Laut den neuesten Statistiken des britischen Ministeriums für Energiesicherheit und Netto-Null-Emissionen (DESNZ) hat die kumulierte installierte Kapazität von Photovoltaikanlagen im Vereinigten Königreich mit Stand Ende Juni 2024 16,9 GW überschritten.
Die installierte Kapazität von Photovoltaikanlagen in Großbritannien ist im Jahr 2024 im Vergleich zum Vorjahr um 8,5 % (1,3 GW) gestiegen. Im Jahr 2023 wurden in Großbritannien 196782 Photovoltaikprojekte in Betrieb genommen und betrieben, nur übertroffen von 208586 Photovoltaikprojekten im Jahr 2011. Die installierte Kapazität von Photovoltaikanlagen im Jahr 2023 ist jedoch nur die fünfthöchste, die jemals in Großbritannien verzeichnet wurde, da die meisten der installierten Photovoltaikanlagen relativ klein sind.
Im Juni kamen in Großbritannien 15.807 Photovoltaikanlagen mit einer Gesamtleistung von 65 MW hinzu. Diese Zahl ist zwar niedriger als die 16.333 im Mai, aber deutlich höher als der Durchschnittswert von 2016 bis 2021 und etwas höher als der Medianwert der monatlichen Installationen in den letzten 12 Monaten (15.000).
Die überwiegende Mehrheit der von britischen Entwicklern installierten Photovoltaikanlagen befindet sich in China.
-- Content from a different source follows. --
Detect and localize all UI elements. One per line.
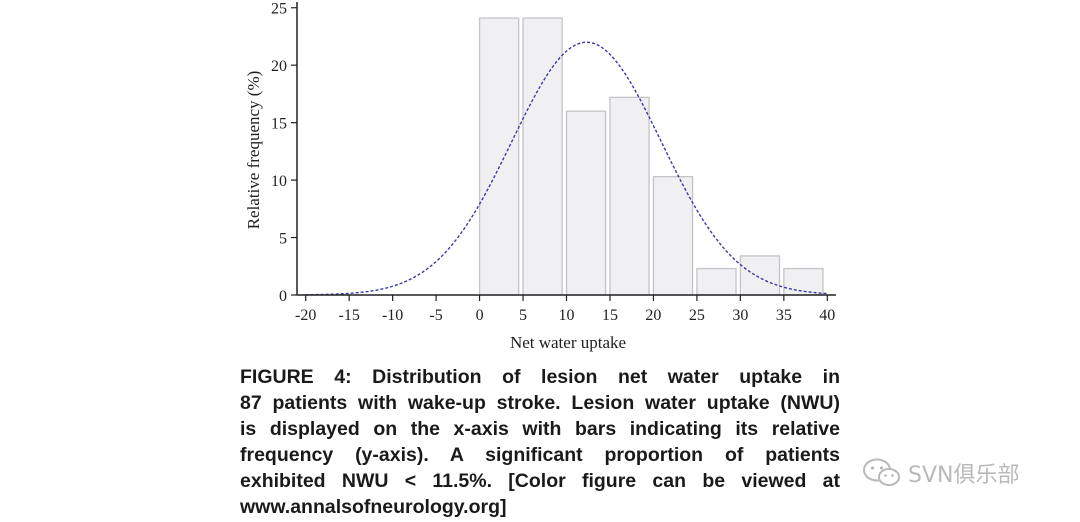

In Großbritannien sind derzeit über 1,4 Millionen Photovoltaikanlagen in Betrieb, während die tatsächliche Zahl der installierten Photovoltaikanlagen bei fast 1,6 Millionen liegt. 78 % der im Juni dieses Jahres in Großbritannien installierten Photovoltaikanlagen waren Photovoltaikanlagen für Privathaushalte mit einer Gesamtkapazität von 48 MW.
Die vom britischen Ministerium für Energiesicherheit und Netto-Null-Emissionen (DESNZ) veröffentlichten Statistiken bieten nützliche Maßstäbe für die Messung des Erfolgs oder Misserfolgs des Plans der Regierung zur Wiederbelebung der Photovoltaikindustrie.
Einem Bericht des britischen National Engineering Policy Centre (NEPC) zufolge ist die Beschleunigung der Einführung und Förderung von Photovoltaiksystemen eine Schlüsselmaßnahme, um die britischen Ziele für saubere Energie bis 2030 zu erreichen. Dies ist teilweise auf die relativ einfache Bereitstellungsgeschwindigkeit von Photovoltaikkraftwerken und die Ausweitung des Umfangs von Photovoltaikprojekten zurückzuführen und fordert die britische Regierung auf, ihre Verpflichtungen gegenüber der Branche zu erfüllen.
Die neue britische Regierung hat in diesem Bereich von sich aus Maßnahmen ergriffen: Die kürzlich erfolgte Wiederaufnahme der Photovoltaic Task Force wurde von der Photovoltaikbranche begrüßt. Zehn Tage nach der Machtübernahme der Labour-Regierung in Großbritannien genehmigte sie die Baugenehmigungen für drei große Photovoltaikprojekte, deren Bauanträge von früheren britischen Regierungen wiederholt verschoben worden waren.
Gleichzeitig arbeitet Ed Miliband, der neu ernannte britische Minister für Energiesicherheit und Netto-Null-Emissionen (DESNZ), daran, Bedenken hinsichtlich der Bedrohung der Nahrungsmittelproduktion durch Photovoltaikkraftwerke auszuräumen. Er hat zu diesem Thema eine Erklärung vor dem britischen Unterhaus abgegeben und sich mit den Führern der National Farmers' Union (NFU) beraten. Zuvor hatte ihre ehemalige Ministerin Claire Coutinho die Kommunalräte aufgefordert, den Bau von Photovoltaikkraftwerken auf landwirtschaftlichen Flächen abzulehnen, was in der Öffentlichkeit Bedenken hinsichtlich der möglichen Auswirkungen dieser Strategie auf die Nahrungsmittelproduktion geweckt hat.